In the first episode of Harry Enfield and Chums (the new name for the show), Kevin, now sans his older brother, reached his thirteenth birthday. The sketch showed his parents watching in horror as Kevin lost his sense of dress, courtesy and posture, thus becoming Kevin the Teenager, one of the most memorable of Harry Enfield's comic creations.
Wearing a baseball cap the wrong way round and with his red hair flopping over his face, Kevin is incredibly rude to his despairing parents, frequently shouting "I hate you, I wish I'd never been born!" at them, and insisting that everything is "so unfair!". In one sketch, when his father asks him to wash his car, Kevin ends up taking the entire day to complete the task due to his inability to get out of bed before noon and an apparent allergy to work, and in another sketch, though wide awake, he made the most primitive of attempts at tidying his room when required to do so. The character is also heavily dictated by peer pressure, and was seen in various other sketches trying to sound like Ali G, or people in Oasis.
His best friend is another teenaged boy named Perry (played by the actress Kathy Burke). They starred in a 2000 feature film, Kevin & Perry Go Large.
One of the interesting points made in the sketches is the suggestion that teenage boys are always very polite to all parents except their own. Kevin and Perry heap immense amounts of abuse on their own respective parents (though Perry shouts at his down the phone rather than face to face) yet are incredibly polite to each other's parents. In one sketch, Kevin's plans to host a party go wrong and ends with the house being trashed. Despite his frequent declarations of hatred towards his parents, Kevin ends up crying whilst his long-suffering mother gives him a much needed hug.
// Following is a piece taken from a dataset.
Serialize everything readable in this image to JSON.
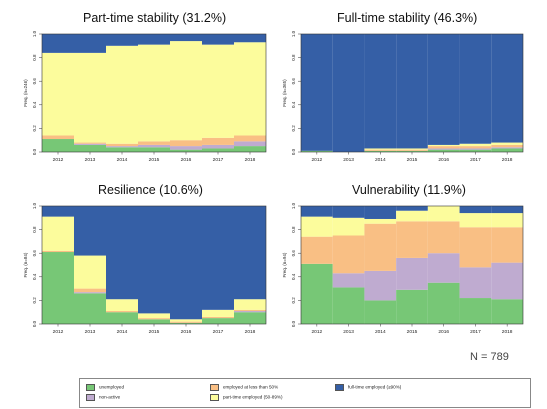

Aside from playing video games, Kevin's one aim in life is to lose his virginity, or at least to prove that he has a girlfriend. From boasting about the (imagined) joys of sex to placing the nozzle of a vacuum cleaner to his neck to look as though he has received a love bite, he is determined to prove that he has "done it". He eventually does lose his virginity in one sketch during a drunken party. The following morning, he wakes up transformed into a nice, polite and helpful young man, but his mother later realises this side of the story was a dream. Unless Kevin's loss of his virginity was part of the dream too, the plot of Kevin & Perry Go Large would have been a massive continuity error, as one aspect of the film is for Kevin and Perry to lose their virginity.
Due to this and the other characters in Harry Enfield and Chums' getting positive feedback and statements of the truth behind the writers' observations, the term "Kevin the Teenager" has entered British vernacular to describe any adolescent who is bad-tempered or rebellious ("He's a right Kevin the Teenager!"). It can even be applied to female adolescents, although in the wake of the the more recent Little Britain or The Catherine Tate Show, an uncontrollable female adolescent is more likely to be referred to as "a Vicky Pollard" or "a Lauren Cooper". It is also interesting to note that in the channel 4 series Skins he plays father to a teenager that seems like a modern reflection of Kevin the Teenager.
Kevin's father has been played by three different actors. He was originally played by Duncan Preston but the most famous version is probably Stephen Moore. In Kevin & Perry Go Large, Kevin's father was played by James Fleet (who had previously appeared in a sketch as one of Kevin's teachers). Kevin's mother has been played by two actresses, the most common being Louisa Rix, who played his mother from Harry Enfield and Chums to Kevin & Perry Go Large. Caroline Quentin played his mother in Harry Enfield's Television Programme, before Kevin was a teenager.
[edit] Trivia
- On the 29 June 2007 episode of English television programme The Friday Night Project, Lily Allen told the audience that the character was based on her older sister, Sarah.